Game Chef 2011 – Les critiques arrivent !
Steve
L’année dernière, le processus de notation était juste “Hé ! Le grand public qui n’en a rien à faire : lisez et votez !”, ce qui n’a pas marché du tout. Cette année, beaucoup plus intelligemment, la condition de participation est de faire la critique de quatre autres candidats (3). Ça a aidé non seulement à réduire la liste de 66 (!) candidats de valeur à un nombre plus gérable de meilleurs JdR, mais ça a aussi permis aux auteurs d’avoir des retours. Parce que ce n’est pas juste “Choisissez le meilleur des quatre et écrivez son nom”, vous deviez écrire quelques paragraphes de commentaires. Ce qui est incroyablement important, parce que non seulement les retours inspirent, mais parce que concevoir un jeu sans public est dénué de sens, pour ne pas dire impossible.
Je publierai ma critique des autres jeux dans un second temps. Tout d’abord, voici de très très bons retours sur Les Filles de l’Exil. Je formule ma réponse dans les commentaires ci-dessous.
Patrick Phelan
J’ai dit à ma mère : “Je pensais que ce serait un JdR sur comment les personnages féminins shakespeariens menacent souvent de sortir de leurs rôles de femmes, mais n’y parviennent jamais en fait, et que ce jeu remédierait à ce problème ; et il s’avère que, même si c’est bien ça, c’est aussi du Blade Runner.
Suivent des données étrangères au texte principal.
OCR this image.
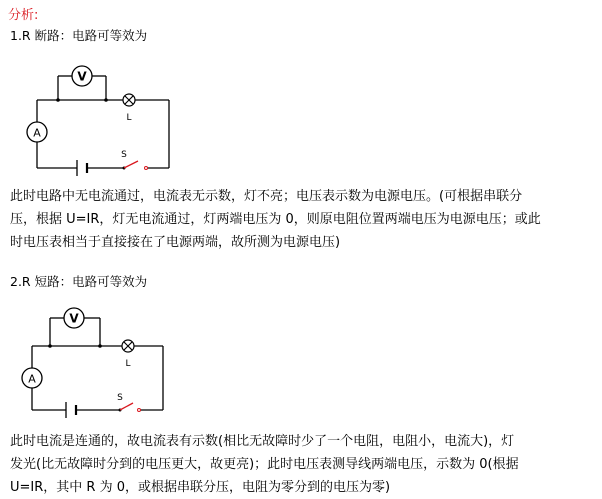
分析:
1.R 断路：电路可等效为
V
A
L
S
此时电路中无电流通过，电流表无示数，灯不亮；电压表示数为电源电压。(可根据串联分
压，根据 U=IR，灯无电流通过，灯两端电压为 0，则原电阻位置两端电压为电源电压；或此
时电压表相当于直接接在了电源两端，故所测为电源电压)
2.R 短路：电路可等效为
V
A
L
S
此时电流是连通的，故电流表有示数(相比无故障时少了一个电阻，电阻小，电流大)，灯
发光(比无故障时分到的电压更大，故更亮)；此时电压表测导线两端电压，示数为 0(根据
U=IR，其中 R 为 0，或根据串联分压，电阻为零分到的电压为零)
Ce qui m’a le plus frappé et ce que j’aime dans ce jeu, c’est à quel point il est arrivé à maturité, tant pour la tragédie que pour l’ironie.
Les Filles veulent non seulement vivre, mais aussi vivre comme elles l’entendent. Mais vivre ainsi est la seule chose qu’elles ne peuvent pas faire, ce qui augmentera leurs “Transgressions de programme” rapidement, jusqu’à ce qu’elles “cassent”. Le sentiment d’envie, de besoin et de se voir interdire (comme vouloir toucher quelque chose sous verre) est tout simplement suggéré dans les règles. Il n’y est jamais question de la sensation de ce qu’il évoque. Le mécanisme de réussite automatique dans la plupart des cas marche très bien à mon avis. Avec la question qui n’est pas “Peux-tu le faire ?” mais plutôt “Le feras-tu ?”, le jeu se concentre où il faut, sur les pensées des Filles, et non sur leurs corps ou leurs aventures.
La seule chose qui m’a dérangé, en lisant les règles, c’était le problème récurrent d’explorer une situation où les gens sont cantonnés aux rôles d’hommes ou de femmes : le jeu semblait parfois se tirer une balle dans le pied. Le potentiel tragique ne serait pas aussi grand sans ça, bien entendu, mais le fait que les Filles se rebellent contre le fait “d’être contraintes à la soumission totale dans un mariage arrangé” et qu’elles finissent par “être contraintes à la soumission totale dans un mariage choisi (avec des contraintes difficiles à éviter)” ou qu’elles finissent “folles”, est particulièrement sombre. On pourrait bien sûr régler ceci en donnant aux Filles une façon de racheter leurs Transgressions de programme… ou on pourrait régler cela en le laissant exactement tel quel, parce qu’il ne fait aucun doute que le sentiment d’inéluctabilité ajoute beaucoup à l’atmosphère. À ce propos, quelques règles de langage, tout comme les citations de l’excellente Lady Macbeth, semblent aussi impliquer qu'être une Fille est aussi être féminine, et que les femmes ne devraient pas vraiment sortir de leur rôle, ou qu’en sortir les rend moins femmes… C’est un doux moment qui rend les choses un peu difficiles : est-ce simplement la simulation d’un monde imparfait ou est-ce que le livre de règles est du côté de ce monde imparfait ?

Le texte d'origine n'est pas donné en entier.